I did a little research on the internet using a search engine and this is what I was able to find:

Apparently a few years ago, an Urban Legend was being circulated via email that told of the story of the French anticipating victory over the English in the battle of Agincourt in 1415.  The French were planning to cut off the middle finger of all the captured English soldiers who were famous for their use of the longbow.  But alas the battle did not go as planned and most of the long bow shooters middles fingers remained intact, and so in defiance the English started giving the French “the middle finger”.  This story, which might have some truth to it, is not entirely factual.

When looking for historic evidence to support this story, I found none.  I also read in several articles history of Flipping the Bird actually dates all the way back to Ancient Rome, which would make the gesture thousands of years old.

In Gestures: Their Origins and Distribution, Desmond Morris and colleagues note that the digitus infamis or digitus impudicus (infamous or indecent finger) is mentioned several times in the literature of ancient Rome. Turning to our vast classical library, we quickly turn up three references. Two are from the epigrammatist Martial: “Laugh loudly, Sextillus, when someone calls you a queen and put your middle finger out.”

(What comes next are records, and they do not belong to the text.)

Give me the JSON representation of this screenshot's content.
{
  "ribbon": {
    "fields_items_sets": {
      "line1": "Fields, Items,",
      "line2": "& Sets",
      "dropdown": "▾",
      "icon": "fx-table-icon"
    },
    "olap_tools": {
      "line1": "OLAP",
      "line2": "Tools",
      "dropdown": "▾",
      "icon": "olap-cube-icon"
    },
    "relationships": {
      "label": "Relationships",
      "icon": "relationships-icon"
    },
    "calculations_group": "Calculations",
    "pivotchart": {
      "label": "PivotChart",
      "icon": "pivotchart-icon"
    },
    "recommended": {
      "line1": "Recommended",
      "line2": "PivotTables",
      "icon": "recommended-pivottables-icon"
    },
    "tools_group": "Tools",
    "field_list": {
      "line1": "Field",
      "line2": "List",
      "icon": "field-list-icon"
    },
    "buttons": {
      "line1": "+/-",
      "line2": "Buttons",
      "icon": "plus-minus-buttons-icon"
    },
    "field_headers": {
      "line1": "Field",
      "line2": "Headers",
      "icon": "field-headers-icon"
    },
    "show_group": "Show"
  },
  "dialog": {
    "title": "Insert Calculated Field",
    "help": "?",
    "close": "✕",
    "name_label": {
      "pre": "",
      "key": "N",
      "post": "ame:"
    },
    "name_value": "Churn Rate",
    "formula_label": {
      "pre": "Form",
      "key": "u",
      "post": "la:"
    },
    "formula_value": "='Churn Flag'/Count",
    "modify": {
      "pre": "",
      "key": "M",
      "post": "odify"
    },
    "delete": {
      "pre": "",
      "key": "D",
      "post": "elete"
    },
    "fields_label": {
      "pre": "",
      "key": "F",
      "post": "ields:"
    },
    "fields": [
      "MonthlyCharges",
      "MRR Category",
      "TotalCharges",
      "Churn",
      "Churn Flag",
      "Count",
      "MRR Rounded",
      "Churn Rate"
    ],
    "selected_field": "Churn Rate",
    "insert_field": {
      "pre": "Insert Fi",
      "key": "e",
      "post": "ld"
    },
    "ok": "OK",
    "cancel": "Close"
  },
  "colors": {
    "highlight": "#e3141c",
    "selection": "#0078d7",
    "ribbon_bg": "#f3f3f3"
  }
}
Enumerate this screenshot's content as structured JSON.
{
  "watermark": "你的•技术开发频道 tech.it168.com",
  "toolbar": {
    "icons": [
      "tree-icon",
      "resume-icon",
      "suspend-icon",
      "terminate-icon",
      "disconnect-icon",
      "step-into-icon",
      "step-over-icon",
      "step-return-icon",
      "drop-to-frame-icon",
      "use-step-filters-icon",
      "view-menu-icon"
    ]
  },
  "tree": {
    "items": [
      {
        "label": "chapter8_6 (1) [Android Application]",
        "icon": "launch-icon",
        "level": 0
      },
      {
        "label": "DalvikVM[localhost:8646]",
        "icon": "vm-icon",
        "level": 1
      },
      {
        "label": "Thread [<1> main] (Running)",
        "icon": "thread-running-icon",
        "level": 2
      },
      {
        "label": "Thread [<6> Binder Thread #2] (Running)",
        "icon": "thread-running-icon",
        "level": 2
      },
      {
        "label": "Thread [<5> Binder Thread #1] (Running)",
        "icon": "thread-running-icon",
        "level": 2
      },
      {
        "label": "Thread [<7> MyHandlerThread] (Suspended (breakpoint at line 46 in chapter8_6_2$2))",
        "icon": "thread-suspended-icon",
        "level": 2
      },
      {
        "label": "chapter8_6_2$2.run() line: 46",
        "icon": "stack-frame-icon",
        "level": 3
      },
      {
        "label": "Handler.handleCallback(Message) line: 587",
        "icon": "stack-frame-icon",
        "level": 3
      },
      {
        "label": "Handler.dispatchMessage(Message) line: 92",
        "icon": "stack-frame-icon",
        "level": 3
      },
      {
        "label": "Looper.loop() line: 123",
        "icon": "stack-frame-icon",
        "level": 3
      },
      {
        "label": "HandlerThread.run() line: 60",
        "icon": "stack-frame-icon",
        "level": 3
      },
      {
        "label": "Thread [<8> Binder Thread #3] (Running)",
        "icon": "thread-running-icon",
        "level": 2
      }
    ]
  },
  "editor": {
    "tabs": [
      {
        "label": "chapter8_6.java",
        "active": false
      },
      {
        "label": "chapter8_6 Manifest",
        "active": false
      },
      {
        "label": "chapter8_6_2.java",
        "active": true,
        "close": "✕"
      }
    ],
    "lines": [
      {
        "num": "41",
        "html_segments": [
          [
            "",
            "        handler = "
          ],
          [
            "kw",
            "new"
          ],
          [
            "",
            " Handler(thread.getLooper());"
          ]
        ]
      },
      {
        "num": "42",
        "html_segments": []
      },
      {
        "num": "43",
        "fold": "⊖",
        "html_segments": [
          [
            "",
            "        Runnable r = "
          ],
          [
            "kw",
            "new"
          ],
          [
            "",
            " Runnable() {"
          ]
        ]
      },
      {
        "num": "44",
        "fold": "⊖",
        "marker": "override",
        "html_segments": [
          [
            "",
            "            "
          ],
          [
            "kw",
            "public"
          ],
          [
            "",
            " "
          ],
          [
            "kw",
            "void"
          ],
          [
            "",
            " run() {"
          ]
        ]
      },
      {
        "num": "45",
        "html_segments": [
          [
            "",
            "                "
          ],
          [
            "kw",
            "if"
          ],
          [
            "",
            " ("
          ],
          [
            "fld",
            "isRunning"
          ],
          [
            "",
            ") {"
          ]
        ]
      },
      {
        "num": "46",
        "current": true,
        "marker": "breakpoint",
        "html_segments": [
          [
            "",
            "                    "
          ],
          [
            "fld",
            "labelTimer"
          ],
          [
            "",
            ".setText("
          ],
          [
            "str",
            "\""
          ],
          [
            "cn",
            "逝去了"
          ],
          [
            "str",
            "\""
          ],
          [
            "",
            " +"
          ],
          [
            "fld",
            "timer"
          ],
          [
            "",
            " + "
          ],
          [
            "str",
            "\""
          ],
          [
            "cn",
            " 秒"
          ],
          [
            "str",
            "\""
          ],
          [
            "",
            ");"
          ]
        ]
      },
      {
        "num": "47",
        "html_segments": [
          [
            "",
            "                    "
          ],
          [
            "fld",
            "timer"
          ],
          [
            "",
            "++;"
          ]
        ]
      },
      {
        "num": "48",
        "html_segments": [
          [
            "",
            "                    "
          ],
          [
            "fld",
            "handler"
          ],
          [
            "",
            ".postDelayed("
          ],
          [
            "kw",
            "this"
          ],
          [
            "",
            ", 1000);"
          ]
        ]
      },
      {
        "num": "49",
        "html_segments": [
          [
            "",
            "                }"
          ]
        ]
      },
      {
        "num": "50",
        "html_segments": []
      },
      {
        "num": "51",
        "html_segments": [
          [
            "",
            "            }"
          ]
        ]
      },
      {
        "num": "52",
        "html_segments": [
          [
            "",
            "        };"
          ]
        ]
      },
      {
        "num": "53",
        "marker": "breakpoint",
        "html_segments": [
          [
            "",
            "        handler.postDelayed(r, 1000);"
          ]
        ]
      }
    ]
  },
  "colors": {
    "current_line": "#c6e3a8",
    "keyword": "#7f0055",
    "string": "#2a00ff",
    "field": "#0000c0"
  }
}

In the other reference Martial writes that a certain party “points a finger, an indecent one, at” some other people. The historian Suetonius, writing about Augustus Caesar, says the emperor “expelled [the entertainer] Pylades . . . because when a spectator started to hiss, he called the attention of the whole audience to him with an obscene movement of his middle finger.” Morris also claims that the mad emperor Caligula, as an insult, would extend his middle finger for supplicants to kiss.

So apparently, even back before “horseless carriages” there was still a need to flip people off.  Interesting, right?